Egil Håskjold Larsen/Sant & Usant
If Babe came across like a delightfully snarky, post-modern rebuke of the romanticized farm in Charlotte’s Webthen let Gunda be theirs Shoah. This black-and-white, dialogue-free documentary follows the daily escapades of captivating farm animals living on old-school, “free-range” farms across Europe. A folk hero of a one-legged chicken frolics and ignites our laughter. Cattle graze, lowing in their fields. Gunda, the mother pig of the title, cares for her adorably fuzzy and tussling newborn piglets. The stillness of farm life envelops us. And then, one day, the truck arrives, and the babies are packed up, squealing in fright: Their mother is soon left sniffing after them, her udders still full with milk. Gunda doesn’t need to graphically spell out the horrors that await.
Miramax/Courtesy Everett Collection
Microcosmos is no doubt one of the most tranquil cinematic feats of all time, but don’t conflate tranquility with tediousness. Homing in on an idyllic spring meadow, the playful film details a bustling miniature world within its forests of grass and green life, a close-up universe we’re usually only privy to in animated movies. Among the busy insects, mollusks and frogs, droplets of dew are gigantic and mesmerizing — and thirst-quenching for ants. Buzzing bees seduce flowers with their proboscis. Ladybugs happily crunch on tasty aphids. Viscous slime becomes integral to a romance between snails. The film simply emanates joy and wonder.
Courtesy of Sundance Institute
In the cinéma-vérité Honeyland, we follow the life of Hatidže Muratova, a Macedonian beekeeper who lives in a secluded mountain village and collects the honey from wild bees inhabiting the treacherous mountainsides. She’s one of the last of her vocation in Europe and the film implies that, when she passes, much of the knowledge of how to respectfully commune with the wild bees will be forever lost. While she cares for her elderly and infirm mother, Hatidže also quietly battles a number of enemies, including a scarcity of resources and the loss of biodiversity in her region, which changes the bees’ natural rhythms. Most memorably, we watch as her nomadic neighbors encroach on her practice and abuse the bees, leading to the loss of her precious colony.
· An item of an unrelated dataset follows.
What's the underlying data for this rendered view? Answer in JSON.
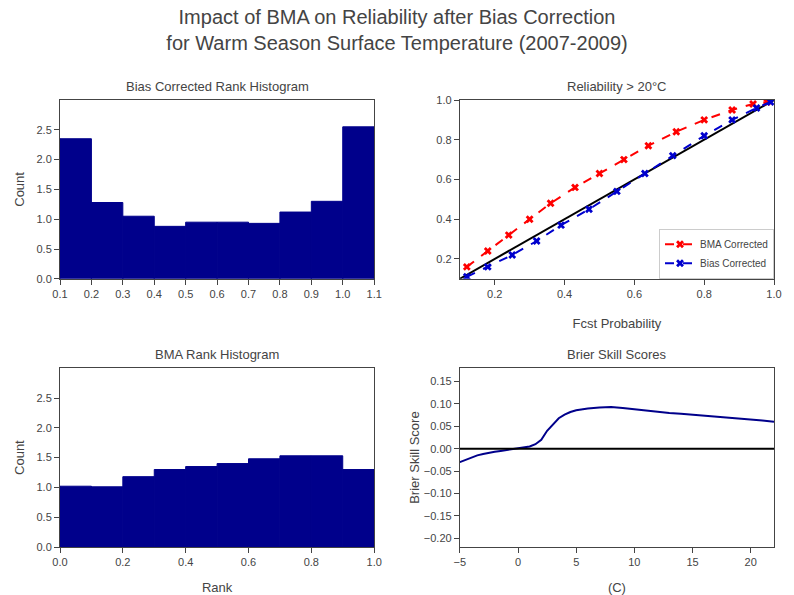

In just under an hour and a half, directors Tamara Kotevska and Ljubomir Stefanov encapsulate the greatest terrors of our rapidly shifting climate.
Courtesy Everett Collection
This groundbreaking documentary was one of the first films to use underwater color cinematography to showcase ocean life in all its glory; the film opened the 1956 Cannes Film Festival and won the coveted Palme d’Or. Indeed, even 70 years later, the diving shots are still breathtaking, and you can see the film’s influence across the oeuvre of James Cameron. But this is no cutesy Disney nature short: Aboard the ship Calypso, Cousteau and his crew literally blow up a coral reef with dynamite to collect samples of dead fish on the seafloor. They jump on the backs of tortoises for free rides. Later, the ship’s propellers accidentally lacerate a baby whale in a stream of bright red gore. The blood attracts a school of hungry sharks and, as “revenge” for the baby whale they killed, the crew harpoons and beats the sharks in a frenzy. Modern mores aside, there’s no question The Silent World was life-changing for many.